Rekoma opened, a gentlemanly athlete in a series of rapid stunts, equilibriums and leaps. This turn did not go by the boards, as most icebreakers do, but went warmly with those who came promptly.
Long Tack Sam and his sextet of Chinamen athletes placed a solid hit in the third spot. The Oriental is certainly a master showman. There is something doing for every second of the twenty-odd minutes his company holds the stage, and it is all done with a view to holding the entertainment at a pace. Speed to burn is the answer, and it was appreciated by the audience with hearty applause.
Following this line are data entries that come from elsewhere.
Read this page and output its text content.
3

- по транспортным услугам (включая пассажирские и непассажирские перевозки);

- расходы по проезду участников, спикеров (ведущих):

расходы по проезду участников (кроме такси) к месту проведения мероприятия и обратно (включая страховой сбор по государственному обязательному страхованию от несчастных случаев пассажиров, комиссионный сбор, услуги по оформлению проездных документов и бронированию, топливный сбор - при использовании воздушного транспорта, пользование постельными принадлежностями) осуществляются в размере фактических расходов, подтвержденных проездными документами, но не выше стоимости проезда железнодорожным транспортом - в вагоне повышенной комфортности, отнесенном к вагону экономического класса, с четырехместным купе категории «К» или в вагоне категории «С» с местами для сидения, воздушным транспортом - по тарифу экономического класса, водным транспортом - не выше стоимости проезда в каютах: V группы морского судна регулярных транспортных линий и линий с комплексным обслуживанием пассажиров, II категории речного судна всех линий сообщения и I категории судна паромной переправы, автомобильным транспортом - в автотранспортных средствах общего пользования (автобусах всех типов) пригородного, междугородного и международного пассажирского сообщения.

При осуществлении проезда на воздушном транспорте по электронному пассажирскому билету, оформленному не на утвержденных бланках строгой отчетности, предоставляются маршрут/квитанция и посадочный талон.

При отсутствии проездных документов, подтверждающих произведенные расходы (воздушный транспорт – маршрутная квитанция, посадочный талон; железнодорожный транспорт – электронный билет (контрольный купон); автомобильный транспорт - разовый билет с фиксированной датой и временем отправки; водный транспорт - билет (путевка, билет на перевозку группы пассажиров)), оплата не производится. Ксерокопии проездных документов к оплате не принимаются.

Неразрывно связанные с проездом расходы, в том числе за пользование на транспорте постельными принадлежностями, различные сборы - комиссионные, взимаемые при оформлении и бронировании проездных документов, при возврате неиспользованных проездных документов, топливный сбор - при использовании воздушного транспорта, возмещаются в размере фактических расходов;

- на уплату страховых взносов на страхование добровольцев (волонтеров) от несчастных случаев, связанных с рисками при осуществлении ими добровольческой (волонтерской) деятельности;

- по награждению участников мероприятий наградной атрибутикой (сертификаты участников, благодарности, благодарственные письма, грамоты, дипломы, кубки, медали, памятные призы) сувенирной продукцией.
9 Mins.; Full Stage. The World’s champion heavyweight announcer, Loney Haskell, introduced the world’s champion lightweight pugilist, Freddie Welsh, to the Hammerstein audience Monday night. One gained his honors by talking and the other by fighting. Both showed how they did it that evening. The Boxing Commission would not permit a sparring exhibition, so Mr. Welsh went through his simpler methods of training as a stage display. These were interesting, including pulley and floor exercises, shadow and dummy boxing. Though a lightweight, Welsh is a slimly built young man, of fair appearance, and did neatly and nicely what little he could do under the limitations imposed. As a stage attraction he should have some value, for the championship, wrested by him from Willie Ritchie, holds much concern to fight fans. There’s no doubt, however, in a long distance or finish contest between Welsh and Haskell Loney could talk him to sleep.
7 Mins.; Husky looking woman enters clad in white sweater and short leopard skin skirt, warbles a bit, swings Indian clubs, just a pair of them, then punches a couple of bags-one at a time-with a most amazing- self assurance. Crude incom8etent and amateurish.